Re: Boot Problem on 6100


Subject: Re: Boot Problem on 6100
From: Bo Brinkman (brinkman@cs.princeton.edu)
Date: Wed Jan 30 2002 - 09:08:21 MST


Well, the base install for 2.1 is 200 megs, and then if you add dev
tools and things manually, and you don't want X, you can keep it pretty
svelte. My 6100/60 has YDL 2.0, base install plus dev packages and the X
libraries needed to run X apps remotely over ssh (but not KDE or gnome
or the actual X server), and that takes about 300 megs.

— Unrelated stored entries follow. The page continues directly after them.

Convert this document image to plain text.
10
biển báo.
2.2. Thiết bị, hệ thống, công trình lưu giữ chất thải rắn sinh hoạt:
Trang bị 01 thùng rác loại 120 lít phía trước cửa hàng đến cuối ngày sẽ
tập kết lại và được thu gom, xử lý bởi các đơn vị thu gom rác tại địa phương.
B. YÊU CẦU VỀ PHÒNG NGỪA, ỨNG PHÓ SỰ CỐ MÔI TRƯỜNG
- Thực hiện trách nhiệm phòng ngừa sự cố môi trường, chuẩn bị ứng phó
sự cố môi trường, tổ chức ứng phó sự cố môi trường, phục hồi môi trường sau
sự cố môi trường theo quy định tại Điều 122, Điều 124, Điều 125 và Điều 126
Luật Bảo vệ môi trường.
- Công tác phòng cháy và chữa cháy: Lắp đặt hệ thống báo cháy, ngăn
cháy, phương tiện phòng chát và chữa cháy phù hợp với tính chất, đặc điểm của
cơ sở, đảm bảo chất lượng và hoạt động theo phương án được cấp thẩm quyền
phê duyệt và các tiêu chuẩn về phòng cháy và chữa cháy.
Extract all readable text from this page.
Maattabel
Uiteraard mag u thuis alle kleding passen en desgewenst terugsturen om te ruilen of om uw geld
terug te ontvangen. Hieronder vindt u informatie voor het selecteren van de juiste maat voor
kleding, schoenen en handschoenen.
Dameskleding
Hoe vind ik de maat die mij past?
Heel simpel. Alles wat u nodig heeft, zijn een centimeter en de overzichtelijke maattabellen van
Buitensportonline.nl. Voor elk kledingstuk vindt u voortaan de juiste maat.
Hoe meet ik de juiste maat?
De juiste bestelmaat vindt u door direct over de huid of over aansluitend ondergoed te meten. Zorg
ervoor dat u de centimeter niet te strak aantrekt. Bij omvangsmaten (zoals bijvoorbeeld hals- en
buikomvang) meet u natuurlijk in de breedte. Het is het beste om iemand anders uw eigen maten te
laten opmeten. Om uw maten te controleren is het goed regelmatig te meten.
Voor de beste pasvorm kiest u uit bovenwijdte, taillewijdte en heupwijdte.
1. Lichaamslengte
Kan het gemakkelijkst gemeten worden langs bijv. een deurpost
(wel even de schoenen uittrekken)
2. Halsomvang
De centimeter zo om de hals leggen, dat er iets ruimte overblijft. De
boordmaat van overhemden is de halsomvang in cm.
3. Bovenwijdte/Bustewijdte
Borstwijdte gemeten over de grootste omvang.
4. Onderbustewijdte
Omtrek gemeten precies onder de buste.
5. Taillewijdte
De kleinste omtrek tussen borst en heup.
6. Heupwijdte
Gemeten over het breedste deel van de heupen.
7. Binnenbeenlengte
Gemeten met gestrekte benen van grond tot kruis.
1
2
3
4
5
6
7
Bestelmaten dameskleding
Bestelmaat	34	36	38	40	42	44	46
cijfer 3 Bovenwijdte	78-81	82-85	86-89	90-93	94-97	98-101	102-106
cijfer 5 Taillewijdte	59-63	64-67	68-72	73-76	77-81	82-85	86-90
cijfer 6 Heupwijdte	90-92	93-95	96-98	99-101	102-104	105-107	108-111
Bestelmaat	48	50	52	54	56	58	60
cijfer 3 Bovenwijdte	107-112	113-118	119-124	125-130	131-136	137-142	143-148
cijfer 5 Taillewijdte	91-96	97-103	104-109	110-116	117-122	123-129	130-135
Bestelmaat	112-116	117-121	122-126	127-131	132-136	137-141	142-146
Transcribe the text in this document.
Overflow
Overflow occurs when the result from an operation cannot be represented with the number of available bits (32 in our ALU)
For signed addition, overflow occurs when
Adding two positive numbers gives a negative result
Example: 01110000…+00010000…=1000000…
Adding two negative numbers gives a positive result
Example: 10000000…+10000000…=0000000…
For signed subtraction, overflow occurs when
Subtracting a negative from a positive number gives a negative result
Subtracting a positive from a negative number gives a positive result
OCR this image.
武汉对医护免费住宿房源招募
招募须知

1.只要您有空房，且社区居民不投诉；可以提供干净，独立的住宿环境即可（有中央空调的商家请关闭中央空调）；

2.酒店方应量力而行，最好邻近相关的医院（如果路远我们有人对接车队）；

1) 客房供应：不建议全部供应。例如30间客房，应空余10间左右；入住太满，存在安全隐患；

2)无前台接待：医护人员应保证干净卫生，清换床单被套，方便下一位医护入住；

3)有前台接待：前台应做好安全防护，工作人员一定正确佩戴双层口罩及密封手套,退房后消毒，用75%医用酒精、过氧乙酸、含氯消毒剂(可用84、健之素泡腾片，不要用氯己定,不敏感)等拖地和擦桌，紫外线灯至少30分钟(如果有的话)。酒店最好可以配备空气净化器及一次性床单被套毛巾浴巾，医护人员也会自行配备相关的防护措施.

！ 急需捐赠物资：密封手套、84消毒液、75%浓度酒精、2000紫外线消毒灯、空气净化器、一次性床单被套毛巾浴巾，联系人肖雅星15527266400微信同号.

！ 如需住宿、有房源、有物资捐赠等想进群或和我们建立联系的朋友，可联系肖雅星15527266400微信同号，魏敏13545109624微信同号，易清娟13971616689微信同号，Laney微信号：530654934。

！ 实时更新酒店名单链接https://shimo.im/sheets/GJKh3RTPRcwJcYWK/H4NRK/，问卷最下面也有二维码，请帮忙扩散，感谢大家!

As for the other thing, Pete is exactly right.

Bo

Pete Peters wrote:

> You don't mention which version of YellowDog you have, but you cannot do
> a standard install of YDL on a NuBus Mac. There's a group that is
> working on getting Linux of NuBus Power Macs that you should check out
> at
>
> <http://nubus-pmac.sourceforge.net>
>
> Someone correct me if I'm wrong, but I don't believe you can install any
> 2.x version of YDL on a hard drive smaller than 1GB. Even w/ a 1.2.x
> version you may not have room for X and/or development tools (the tools
> will be necessary, believe me).
>
> Cheers.
>
> Pete
>
> -----Original Message-----
> From: MBGDKR@aol.com [mailto:MBGDKR@aol.com]
> Sent: Tuesday, January 29, 2002 4:54 PM
> To: yellowdog-general@lists.yellowdoglinux.com
> Subject: Boot Problem
>
>
> Hi there. I have a PowerMac 6100/60 with 72 MB of RAM, an 800 MB hard
> drive, and an Apple AudioVision 14 monitor. I have tried to get Linux to
> boot using both BootX and miBoot. With BootX, I get a message at startup
> which says that the BootX extension could not load, and then there is a
> restart button. With miBoot, I reboot the machine, the MacOS "smiley"
> face comes up, and then the penguin logo on top of a Mac comes up, but
> then the screen goes to a bunch of gray lines and nothingness and stays
> that way. Any help would be greatly appreciated.
> Matt Groves
>

-- 
William "Bo" Brinkman                         brinkman@cs.princeton.edu
Princeton Computer Science                 http://www.derandomized.org/
-- 
Real programmers don't write specs.  Users should be grateful for
whatever they get.  They are lucky to get any program at all!